Yes – she is a nice woman. Loves you. She has good taste in tunes.
mx
Oh yes. Heep. I’ve seen photos, but I have never heard them. They were obviously bad, but just how bad were they? I can’t picture you listening to that sort of stuff, Ian; Nick Lowe, Tom Waits, Patti Smith and possibly Van Morrison are the names that spring to mind post ’75. Pre that era is a grey area. Remember the Lone Groover cartoon in NME? Andy Lawson & I used to compose our own poor version of that when we should have been translating Chaucer into Modern English in Stuart Reed’s class. Yes! Chaucer in a Comprehensive! I liked TRex then. I was so alienated!
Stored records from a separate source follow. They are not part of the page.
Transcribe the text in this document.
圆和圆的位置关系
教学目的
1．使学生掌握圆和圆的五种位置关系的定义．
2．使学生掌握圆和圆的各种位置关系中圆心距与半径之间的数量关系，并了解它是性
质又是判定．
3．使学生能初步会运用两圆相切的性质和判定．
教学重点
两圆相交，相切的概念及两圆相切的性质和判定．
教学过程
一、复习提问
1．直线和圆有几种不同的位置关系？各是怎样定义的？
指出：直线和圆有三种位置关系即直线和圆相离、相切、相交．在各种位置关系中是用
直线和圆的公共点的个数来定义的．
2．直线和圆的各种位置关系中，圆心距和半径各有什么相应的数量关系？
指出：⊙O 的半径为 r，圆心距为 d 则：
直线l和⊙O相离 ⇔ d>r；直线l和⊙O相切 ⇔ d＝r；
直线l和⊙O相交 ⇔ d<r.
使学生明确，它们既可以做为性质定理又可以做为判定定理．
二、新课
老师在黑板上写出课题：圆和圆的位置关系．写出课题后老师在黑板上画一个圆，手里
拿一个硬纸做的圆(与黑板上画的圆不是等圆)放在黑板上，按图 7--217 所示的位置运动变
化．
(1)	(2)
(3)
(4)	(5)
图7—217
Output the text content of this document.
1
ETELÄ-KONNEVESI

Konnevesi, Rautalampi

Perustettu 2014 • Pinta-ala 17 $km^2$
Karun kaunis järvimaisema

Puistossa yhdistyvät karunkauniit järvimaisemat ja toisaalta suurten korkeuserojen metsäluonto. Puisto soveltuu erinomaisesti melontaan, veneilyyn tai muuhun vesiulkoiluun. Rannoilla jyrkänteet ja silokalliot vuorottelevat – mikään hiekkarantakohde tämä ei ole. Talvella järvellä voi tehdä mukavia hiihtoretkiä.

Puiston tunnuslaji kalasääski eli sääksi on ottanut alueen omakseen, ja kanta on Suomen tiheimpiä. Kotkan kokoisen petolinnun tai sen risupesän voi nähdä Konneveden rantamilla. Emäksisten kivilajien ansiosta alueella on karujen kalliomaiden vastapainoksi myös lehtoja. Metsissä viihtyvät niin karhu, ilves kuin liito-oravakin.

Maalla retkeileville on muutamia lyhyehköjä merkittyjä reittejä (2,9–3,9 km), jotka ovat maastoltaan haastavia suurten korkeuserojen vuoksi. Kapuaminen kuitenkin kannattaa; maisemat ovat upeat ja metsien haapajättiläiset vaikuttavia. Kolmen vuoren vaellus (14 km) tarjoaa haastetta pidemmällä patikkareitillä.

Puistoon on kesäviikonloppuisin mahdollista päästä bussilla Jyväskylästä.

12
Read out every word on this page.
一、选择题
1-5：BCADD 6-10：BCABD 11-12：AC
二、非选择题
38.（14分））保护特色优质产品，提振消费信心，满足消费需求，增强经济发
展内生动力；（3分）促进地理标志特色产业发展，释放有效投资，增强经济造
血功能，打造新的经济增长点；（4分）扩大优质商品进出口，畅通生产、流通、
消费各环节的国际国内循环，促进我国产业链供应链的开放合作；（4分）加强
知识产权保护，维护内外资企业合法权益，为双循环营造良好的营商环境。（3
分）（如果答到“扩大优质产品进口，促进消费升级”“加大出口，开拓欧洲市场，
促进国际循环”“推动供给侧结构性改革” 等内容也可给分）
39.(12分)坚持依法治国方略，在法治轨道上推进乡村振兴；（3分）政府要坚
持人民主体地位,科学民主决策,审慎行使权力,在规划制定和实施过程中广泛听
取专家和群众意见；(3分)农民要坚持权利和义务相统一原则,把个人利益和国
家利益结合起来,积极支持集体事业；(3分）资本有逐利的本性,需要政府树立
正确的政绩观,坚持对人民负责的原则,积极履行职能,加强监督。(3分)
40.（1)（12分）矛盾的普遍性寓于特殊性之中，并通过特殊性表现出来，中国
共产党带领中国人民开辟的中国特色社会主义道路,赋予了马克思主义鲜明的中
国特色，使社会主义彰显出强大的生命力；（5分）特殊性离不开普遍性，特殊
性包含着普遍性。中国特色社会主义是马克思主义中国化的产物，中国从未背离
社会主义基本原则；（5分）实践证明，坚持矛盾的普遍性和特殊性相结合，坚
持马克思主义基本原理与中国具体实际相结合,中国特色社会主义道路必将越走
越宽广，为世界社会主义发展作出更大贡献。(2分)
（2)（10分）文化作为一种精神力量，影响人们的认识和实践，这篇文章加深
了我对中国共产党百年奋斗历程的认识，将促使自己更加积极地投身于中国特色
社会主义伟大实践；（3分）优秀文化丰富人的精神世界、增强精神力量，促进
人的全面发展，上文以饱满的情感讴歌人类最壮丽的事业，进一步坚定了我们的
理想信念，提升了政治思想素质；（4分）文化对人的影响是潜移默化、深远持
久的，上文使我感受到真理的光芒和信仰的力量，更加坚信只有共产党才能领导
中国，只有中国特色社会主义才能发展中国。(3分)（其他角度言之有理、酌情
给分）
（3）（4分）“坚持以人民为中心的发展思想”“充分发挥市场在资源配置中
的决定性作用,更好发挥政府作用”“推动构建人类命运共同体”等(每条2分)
‘orrible, isn’t it? But weirdly compelling, too. I looked at some recent German footage of the latest ‘eep incarnation; just unbelievable. Only Mick Box is left; how tragic rockist hair is when ravaged by male pattern baldness. I understand why teenage boys in the seventies listened to this kind of unmitigated shite; because it was hard to find anything good, unless you were lucky enough to find ZigZag magazine to guide you through the swamps of rockist cack, and I didn’t discover ZigZag for another year. Certainly papers like Melody Maker and Sounds endorsed this kind of drivel; and I suspect that in 1973, even the late lamented NME probably gave them space. (Yes, I know there’s still a paper called NME; but take it from me, the paper that published Nick Kent, Mick Farren, CSM, my beloved Burchill etc is long dead.)
What I can’t understand is why there are people in the world who STILL like things like Uriah Heep enough to allow them to keep working. In my view, bands like this should be imprisoned for several years and made to break up rocks.
Even I, who ‘ad at least three other ‘eep albums by the lumpen rockers, voted it bloody terrible. A double live album. Jeez. And my aged Gran bought it for me. ‘ow she carried it ‘ome is anyone’s guess. Apart from being very ‘umble it must have been very ‘eavy.
Ian, your mother is a wonderful, very forgiving woman.
And answer this. What would you be more likely to listen to now? Uriah Heep or Nat? I saw your Mum and Ralph just t’other day whilst taking my granddaughter down to see the swans. We said hello.